Les
Algériens ne savent plus que faire entre une pâle actualité imposée par des
élections législatives qui ne laissent aucun répit aux oreilles, les sombres
prévisions de nombre d'observateurs sur l'impasse économique dans laquelle se
retrouve le pays et la flambée vertigineuse des prix des produits alimentaires.
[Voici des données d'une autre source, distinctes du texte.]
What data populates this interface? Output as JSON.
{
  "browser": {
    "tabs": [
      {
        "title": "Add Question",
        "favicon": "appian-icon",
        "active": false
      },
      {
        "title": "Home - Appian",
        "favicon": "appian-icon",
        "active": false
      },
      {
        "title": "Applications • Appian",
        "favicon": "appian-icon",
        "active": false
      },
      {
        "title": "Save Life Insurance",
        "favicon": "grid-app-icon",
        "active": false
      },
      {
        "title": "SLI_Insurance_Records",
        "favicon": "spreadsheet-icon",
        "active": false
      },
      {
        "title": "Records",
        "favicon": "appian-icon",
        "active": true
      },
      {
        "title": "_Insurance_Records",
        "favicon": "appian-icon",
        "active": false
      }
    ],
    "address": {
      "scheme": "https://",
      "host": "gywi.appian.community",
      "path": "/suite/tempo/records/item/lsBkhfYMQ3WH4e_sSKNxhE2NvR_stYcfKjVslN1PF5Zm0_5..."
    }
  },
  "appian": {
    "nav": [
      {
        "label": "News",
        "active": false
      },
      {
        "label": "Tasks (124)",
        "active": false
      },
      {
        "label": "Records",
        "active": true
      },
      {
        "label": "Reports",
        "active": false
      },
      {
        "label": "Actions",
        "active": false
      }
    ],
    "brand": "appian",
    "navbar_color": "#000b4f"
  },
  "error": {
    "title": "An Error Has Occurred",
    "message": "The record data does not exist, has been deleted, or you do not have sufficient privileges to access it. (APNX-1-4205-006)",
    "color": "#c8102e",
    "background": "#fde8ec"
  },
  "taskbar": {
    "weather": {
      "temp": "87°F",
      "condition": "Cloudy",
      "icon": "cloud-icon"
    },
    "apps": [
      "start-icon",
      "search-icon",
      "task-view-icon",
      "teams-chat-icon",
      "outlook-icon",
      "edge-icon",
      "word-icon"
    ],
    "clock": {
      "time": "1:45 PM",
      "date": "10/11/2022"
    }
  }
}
Tous les enjeux dont parlent les officiels leur paraissent d'une sidérante
inutilité. On dirait qu'il y a, aujourd'hui en Algérie, un glissement
perceptible de l'état du désenchantement populaire vers la frustration et
l'amertume généralisées. Mais est-il encore possible d'inverser les variables
de l'équation et freiner notre descente sur cette pente fataliste ? Autrement
dit, peut-on croire encore au salut de la nation par les urnes ? Et lancer,
ainsi, le pari que la campagne électorale se distinguera du bla-bla, la langue
de bois, la pédanterie et le populisme ayant caractérisé les précédentes ? Peu
probable, hélas ! En plus, le sempiternel sentiment d'abandon chez les masses
et les ressentiments qui s'en sont suivis s'enracinent dans l'impression de ces
dernières de n'être ni écoutées ni entendues, de n'avoir jamais droit à la
parole, d'être le cadet des soucis des responsables politiques à tous les
niveaux. Le blocage des canaux de la communication entre la base et le sommet
semble perdurer pour longtemps. Il s'en dégage une immense cacophonie, des
larsens secs et stridents, des brumes grises qui brouillent la vision, un
nauséeux «jeu de dupes» qui épuise les neurones. Et malheur à ceux qui osent un
clic sur internet ! D'autant que les relents d'alarmisme vont les happer à la
première minute sur des réseaux sociaux qui renvoient en continu le portrait
d'une patrie qui marche à rebrousse-poil des sentiers du progrès, comme
opposant un niet catégorique à la loi du temps : le mouvement ! Qui plus est, jette
ses enfants, les uns au fourneau du suicide social, les autres aux portes d'un
exil plein d'hypothèses. En vérité, il y a un vide immense dans l'Algérie
actuelle dans la mesure où la fuite des cerveaux nous a trop coûté, un drame si
l'on ose la décrire ainsi ! La saignée des cadres et des compétences, qui font
le bonheur des nations occidentales, est hémorragique. Elle a causé la perte de
confiance de la nation en elle-même et dans ses chances de décollage. C'est
pourquoi, le recours à l'expertise étrangère dans le management et la
technologie ne cessera pas de sitôt. Cela nous coûtera
encore plus cher que prévu, surtout dans l'exploitation des gisements
pétroliers du Sahara ! Où est la conscience de nos responsables ? «Un peuple,
dixit le poète syrien Adonis, s'éteint quand il perd son énergie créatrice, le
pouvoir d'améliorer et de changer le monde, c'est l'extinction (?) et le
malheur, c'est quand ses élites continuent de réfléchir dans le cadre de cette
extinction». On n'en est pas loin en Algérie à vrai dire du moment que notre
nomenklatura persiste d'inscrire toutes ses stratégies dans le «tout-pétrole»
sans penser au potentiel humain de la jeunesse, aux énergies renouvelables, à
l'économie solidaire, à l'agriculture, etc.